There has been a tremendous change in the way people live, work and play over the past couple of decades, since the Internet reached a critical mass in the early 1990s and the adoption of personal computer by the public allowed rapid global communications and networking to shape modern society. The past ten years or so have seen changes at a much faster pace. Modern digital technology in its various forms (PCs, notebooks, netbooks, tablets, pocket-sized devices, and the web applications or Web 2.0 phenomenon) has been the key player in promoting these changes.
"Technology runs in the veins of society. It is the fuel that drives our lives. It is an integral part of daily life. It has definitely benefited society. It has brought luxury in the life of the common man," writes Manali Oak on Buzzle.com. While this is true that the automation brought about by technology (for example the electronic gadgets that have entered the homes of the common man) has saved human effort and time to a large extent, we could hardly find a more general term to decribe computers and their importance in the societal activity than to define them as mere tools or just instruments.
According to Rückriem, "Computer technology, taken as a tool, is just a new technology like many others, say e.g. motorcars or airplanes." Cars and planes change our activity when we make use of them, but they change it not, if we don't. They make a difference in societal practice, but we can always find alternatives to using them. At the same time, it is becoming more and more obvious that computer technology is in fact without any alternative, unavoidable, irreversible, general and even universal. It changes not only one specific concrete activity but revolutionizes the societal activity structure as a whole. "There is no revolution with broader or more fundamental consequences than the invention of book printing or computer technology. There is no medium with a broader range of impact. In our days it touches even the last tribe in the Brasilian jungle," finds Rückriem. Therefore, as Rückriem suggests, if we insist on characterizing computer technology as a "tool", we must be aware that it is a tool of its own with quite a different quality, or better yet, we need a qualitatively different and unmistakable concept. That means the concept of "medium", where media are both: material substratum and meaning, actuality and potentiality at the same time, storing not only specific technologies but the specific form of societal activity.

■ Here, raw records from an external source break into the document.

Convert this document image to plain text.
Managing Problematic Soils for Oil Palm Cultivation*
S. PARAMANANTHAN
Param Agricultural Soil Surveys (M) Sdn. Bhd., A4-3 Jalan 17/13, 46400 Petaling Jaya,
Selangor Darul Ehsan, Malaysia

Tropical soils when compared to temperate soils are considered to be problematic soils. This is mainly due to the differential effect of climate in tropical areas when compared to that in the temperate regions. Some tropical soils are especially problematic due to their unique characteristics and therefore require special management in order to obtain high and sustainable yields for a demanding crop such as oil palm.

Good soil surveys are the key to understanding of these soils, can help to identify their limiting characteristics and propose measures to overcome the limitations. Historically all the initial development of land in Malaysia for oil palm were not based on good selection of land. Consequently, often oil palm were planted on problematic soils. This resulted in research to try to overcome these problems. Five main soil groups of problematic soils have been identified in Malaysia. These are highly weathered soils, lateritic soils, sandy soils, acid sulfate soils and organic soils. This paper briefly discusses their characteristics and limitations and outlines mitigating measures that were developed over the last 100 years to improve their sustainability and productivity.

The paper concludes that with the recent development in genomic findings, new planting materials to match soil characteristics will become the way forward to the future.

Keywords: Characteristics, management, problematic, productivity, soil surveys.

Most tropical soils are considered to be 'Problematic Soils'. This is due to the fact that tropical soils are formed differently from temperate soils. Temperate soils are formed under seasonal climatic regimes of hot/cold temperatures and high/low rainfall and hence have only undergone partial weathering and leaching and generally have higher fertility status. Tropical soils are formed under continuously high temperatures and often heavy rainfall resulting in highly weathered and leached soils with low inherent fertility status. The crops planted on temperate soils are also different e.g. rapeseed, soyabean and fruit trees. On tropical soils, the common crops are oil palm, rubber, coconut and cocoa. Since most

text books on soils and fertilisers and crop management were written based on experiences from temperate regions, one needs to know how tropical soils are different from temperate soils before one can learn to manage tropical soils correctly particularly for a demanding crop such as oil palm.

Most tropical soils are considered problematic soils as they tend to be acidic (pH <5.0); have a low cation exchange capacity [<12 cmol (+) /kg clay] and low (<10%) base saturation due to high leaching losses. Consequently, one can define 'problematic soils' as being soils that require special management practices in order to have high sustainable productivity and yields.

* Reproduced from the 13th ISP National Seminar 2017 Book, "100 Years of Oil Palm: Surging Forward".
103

The computer technology, needless to say, has changed the face of the world. There is no doubt the uses of technology and society interact strongly. Computers can store, organize and manage huge amounts of data and process large amounts of information. Internet that seeded from the computer networking concepts is the most effective communication platform and the largest information base existing today. Web 2.0 sites and applications give users the no choice but to interact or collaborate with each other in a social media dialogue as both producers and consumers of user-generated content in a virtual community. The Web is therefore "a collaborative medium", a place where we can all meet to read and write. The expansion of media production through new technologies that are accessible and affordable to the general public (including all digital media technologies, such as question-answer databases, digital video, blogging, podcasting, forums, social networking, mobile phone photography and wikis) has probably made the interaction of technology and society the one thing more than any other that gives society a meaning and defines us as human beings.

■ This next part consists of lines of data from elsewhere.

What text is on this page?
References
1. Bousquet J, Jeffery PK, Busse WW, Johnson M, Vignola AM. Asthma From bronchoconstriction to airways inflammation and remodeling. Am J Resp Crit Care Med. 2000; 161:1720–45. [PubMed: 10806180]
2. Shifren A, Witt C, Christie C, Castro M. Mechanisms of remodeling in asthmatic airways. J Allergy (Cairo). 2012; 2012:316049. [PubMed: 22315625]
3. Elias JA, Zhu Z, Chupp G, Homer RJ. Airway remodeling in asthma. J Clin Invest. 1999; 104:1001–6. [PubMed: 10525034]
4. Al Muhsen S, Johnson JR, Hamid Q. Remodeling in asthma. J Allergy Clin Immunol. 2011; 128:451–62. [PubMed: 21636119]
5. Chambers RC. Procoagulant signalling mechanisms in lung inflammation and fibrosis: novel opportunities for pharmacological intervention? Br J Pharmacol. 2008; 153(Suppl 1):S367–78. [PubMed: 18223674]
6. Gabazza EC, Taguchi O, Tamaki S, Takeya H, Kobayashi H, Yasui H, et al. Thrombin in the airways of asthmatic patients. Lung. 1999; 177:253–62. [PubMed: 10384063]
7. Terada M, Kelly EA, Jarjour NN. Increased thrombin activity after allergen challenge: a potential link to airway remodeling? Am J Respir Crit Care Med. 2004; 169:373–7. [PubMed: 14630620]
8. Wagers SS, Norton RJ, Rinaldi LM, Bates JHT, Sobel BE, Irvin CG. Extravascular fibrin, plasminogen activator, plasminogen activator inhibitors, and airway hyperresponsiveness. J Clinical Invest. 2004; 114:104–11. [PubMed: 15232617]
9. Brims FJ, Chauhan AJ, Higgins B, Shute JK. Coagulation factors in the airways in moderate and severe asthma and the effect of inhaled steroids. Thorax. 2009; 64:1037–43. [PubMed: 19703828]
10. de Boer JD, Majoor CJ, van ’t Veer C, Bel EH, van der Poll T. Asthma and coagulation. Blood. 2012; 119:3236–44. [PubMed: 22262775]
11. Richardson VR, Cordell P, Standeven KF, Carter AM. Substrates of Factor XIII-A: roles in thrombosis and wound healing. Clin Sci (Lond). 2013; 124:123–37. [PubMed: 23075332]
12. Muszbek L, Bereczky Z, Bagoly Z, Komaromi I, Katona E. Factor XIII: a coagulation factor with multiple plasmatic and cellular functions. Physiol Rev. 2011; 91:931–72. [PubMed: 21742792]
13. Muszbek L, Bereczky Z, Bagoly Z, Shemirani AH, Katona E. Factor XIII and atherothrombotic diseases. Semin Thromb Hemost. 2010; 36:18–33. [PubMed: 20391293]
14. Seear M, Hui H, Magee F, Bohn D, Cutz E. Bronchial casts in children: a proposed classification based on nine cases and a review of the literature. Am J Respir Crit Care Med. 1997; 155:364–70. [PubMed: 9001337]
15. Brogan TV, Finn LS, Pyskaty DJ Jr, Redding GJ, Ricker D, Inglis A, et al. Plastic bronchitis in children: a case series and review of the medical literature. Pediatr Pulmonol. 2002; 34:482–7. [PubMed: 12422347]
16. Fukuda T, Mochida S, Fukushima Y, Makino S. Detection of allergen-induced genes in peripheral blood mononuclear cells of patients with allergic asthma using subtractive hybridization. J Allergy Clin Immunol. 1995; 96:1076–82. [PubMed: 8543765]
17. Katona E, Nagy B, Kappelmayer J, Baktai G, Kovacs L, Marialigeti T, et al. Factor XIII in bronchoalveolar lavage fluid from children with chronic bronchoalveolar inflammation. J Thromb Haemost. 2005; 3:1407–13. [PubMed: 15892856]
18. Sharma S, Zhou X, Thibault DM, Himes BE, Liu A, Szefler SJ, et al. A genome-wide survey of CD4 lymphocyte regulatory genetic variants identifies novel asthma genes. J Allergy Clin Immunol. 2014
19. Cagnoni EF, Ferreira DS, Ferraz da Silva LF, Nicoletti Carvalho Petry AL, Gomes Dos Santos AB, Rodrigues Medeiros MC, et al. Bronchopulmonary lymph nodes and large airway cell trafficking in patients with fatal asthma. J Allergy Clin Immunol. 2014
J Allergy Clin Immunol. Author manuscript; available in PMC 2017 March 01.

However, in recent years it has become popular to point fingers of accusation at technology as if it were "autonomous" and driving us all to perdition. But isn't it rather naive to think of aggressive technology affecting a passive society? Admittedly, there is always the potential for abuse or misuse of a technology, but technology is not inherently destructive. Or as Feenberg says, "Guns don't kill people, people kill people". In the same way, it is upto us how constructive or destructive use we make of the tools and media provided to us by the current Digital Age. It is also true that information and communication technology has involved us in technology so intimately that our activities have begun to shape its development. We are working towards even better technical solutions and quite obviously an even more integrated relationship between technology and society, but we do it because it brings along some explicit and evidential advantages for important institutions, such as schools, social work services, public health system, and sciences, to name a few. These advantages are able to outweigh the disadvantages as long as we are able to keep things under control. (If we can, is another question.)
To conclude, I think it is unquestionable that digital computer technology represents a fundamentally outstanding technical revolution which changes our living and working completely, and revolutionizes our societal practice as a whole. It is a combination of a "tool" that has proved helpful for both the critical processes in the industry as well the household and a "medium" that gives contemporary society a meaning. There is no question whether we should or could or shall ignore it. We cannot resist or struggle against technological innovation, at least not when we keep finding it so attractive and utterly useful. As Rückriem says, "It [computer technology] seems to mark an already ongoing process of new drafts of our societal existence as a whole emerging. Its revolutionary importance is therefore not comparable to any other existing technology. No political revolution is comparable with computer based globalization. This urges us to reflect on digital information and telecommunication technologies as catalysts of a new social system emerging."